Omnes O número impresso da edição de Abril de 2021 apresenta uma entrevista com este francês, membro da Comunidade das Bem-aventuranças, que responde a questões actuais como a dor, a liberdade e a necessidade de oração no nosso mundo.
A experiência da pandemia tem "perturbado" muitos não-crentes, mas também muitos outros que têm fé mas agora se perguntam: "Como pode Deus permitir esta situação?
Somos confrontados com a eterna questão da existência do mal no mundo. A verdadeira questão que temos de nos colocar, na minha opinião, não é "Porquê esta situação", pois há sempre uma parte desconhecida... mas "Como posso viver esta situação de uma forma positiva e acolhê-la como uma possibilidade de crescimento humano e espiritual"?
Tenho notado que esta situação levou muitas pessoas a darem um salto espiritual, uma maior intensidade de oração, um compromisso mais forte na proclamação do Evangelho, graças à Internet, por exemplo. Cabe a cada pessoa descobrir como esta situação o convida a progredir na fé, na esperança e na caridade.
Como sociedade, será que pensávamos poder fazer o que quiséssemos? Não teríamos também trazido esta experiência humana para o reino da vida cristã?
Por vezes, sim. A fragilidade, mesmo a impotência, que experimentamos lembra-nos que a fé não é o exercício do poder, mas a entrega da nossa fraqueza e fragilidade nas mãos de Deus. Esta situação de fraqueza que estamos a atravessar convida-nos a não encontrar a nossa segurança no nosso poder, na nossa capacidade de a resolver ou de a compreender, mas a colocar a nossa segurança na confiança da rendição nas mãos do nosso Pai Celestial, como o Evangelho nos propõe.
Como é que uma pessoa como Jacques Philippe, que dedica a sua vida a falar de Deus, fala com Deus?
Uso frequentemente as palavras da Escritura, particularmente os salmos, e as orações que nos são oferecidas pela Igreja. Creio que a oração mais profunda não é tanto falar com Deus, mas simplesmente estar na sua presença num acto de fé, aceitar o seu amor e oferecer-se a ele em troca. Tudo isto, através de uma atitude muito simples do coração, para além das palavras e das experiências sensíveis. Rezar é, acima de tudo, acolher uma presença.

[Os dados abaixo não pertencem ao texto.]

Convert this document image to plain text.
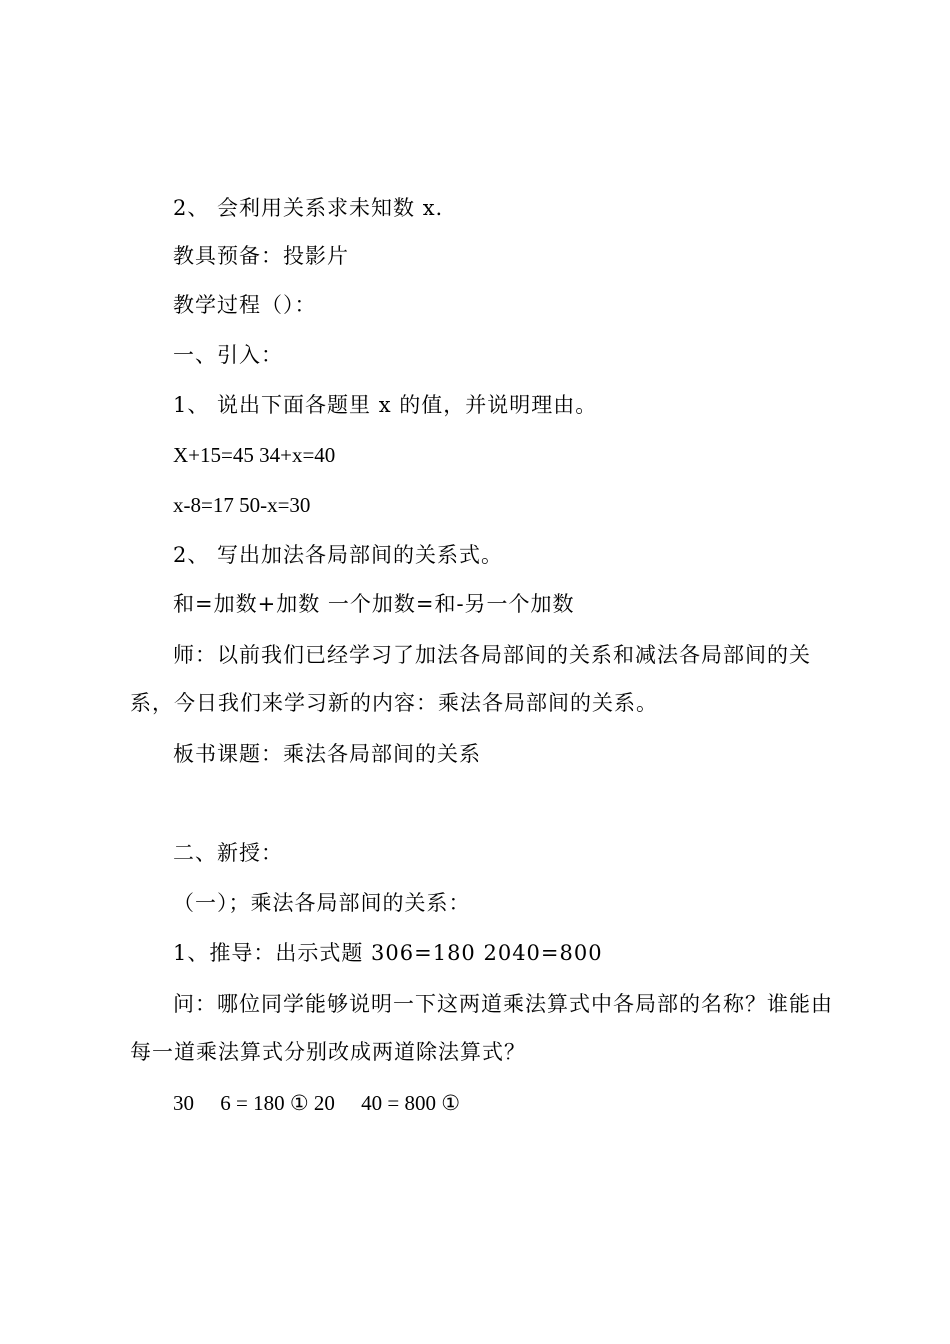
2、 会利用关系求未知数 x.
教具预备：投影片
教学过程（）：
一、引入：
1、 说出下面各题里 x 的值，并说明理由。
X+15=45 34+x=40
x-8=17 50-x=30
2、 写出加法各局部间的关系式。
和=加数+加数 一个加数=和-另一个加数
师：以前我们已经学习了加法各局部间的关系和减法各局部间的关系，今日我们来学习新的内容：乘法各局部间的关系。
板书课题：乘法各局部间的关系
二、新授：
（一）；乘法各局部间的关系：
1、推导：出示式题 306=180 2040=800
问：哪位同学能够说明一下这两道乘法算式中各局部的名称？谁能由每一道乘法算式分别改成两道除法算式？
30     6 = 180 ① 20     40 = 800 ①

Uma das características do nosso mundo é a cultura da selva: estamos sempre a olhar para nós próprios. Como evitamos que isto aconteça na nossa relação com Deus?
Há uma certa obsessão com a auto-imagem no nosso mundo. Tentamos dar aos outros uma boa imagem de nós próprios. Acabamos por existir apenas aos olhos dos outros. A oração ajuda-nos a viver sob o olhar de Deus. A nossa verdadeira identidade, a nossa beleza profunda, não é algo que tenhamos de produzir, de fabricar, algo de que tenhamos de convencer os outros, mas é algo que recebemos livremente de Deus.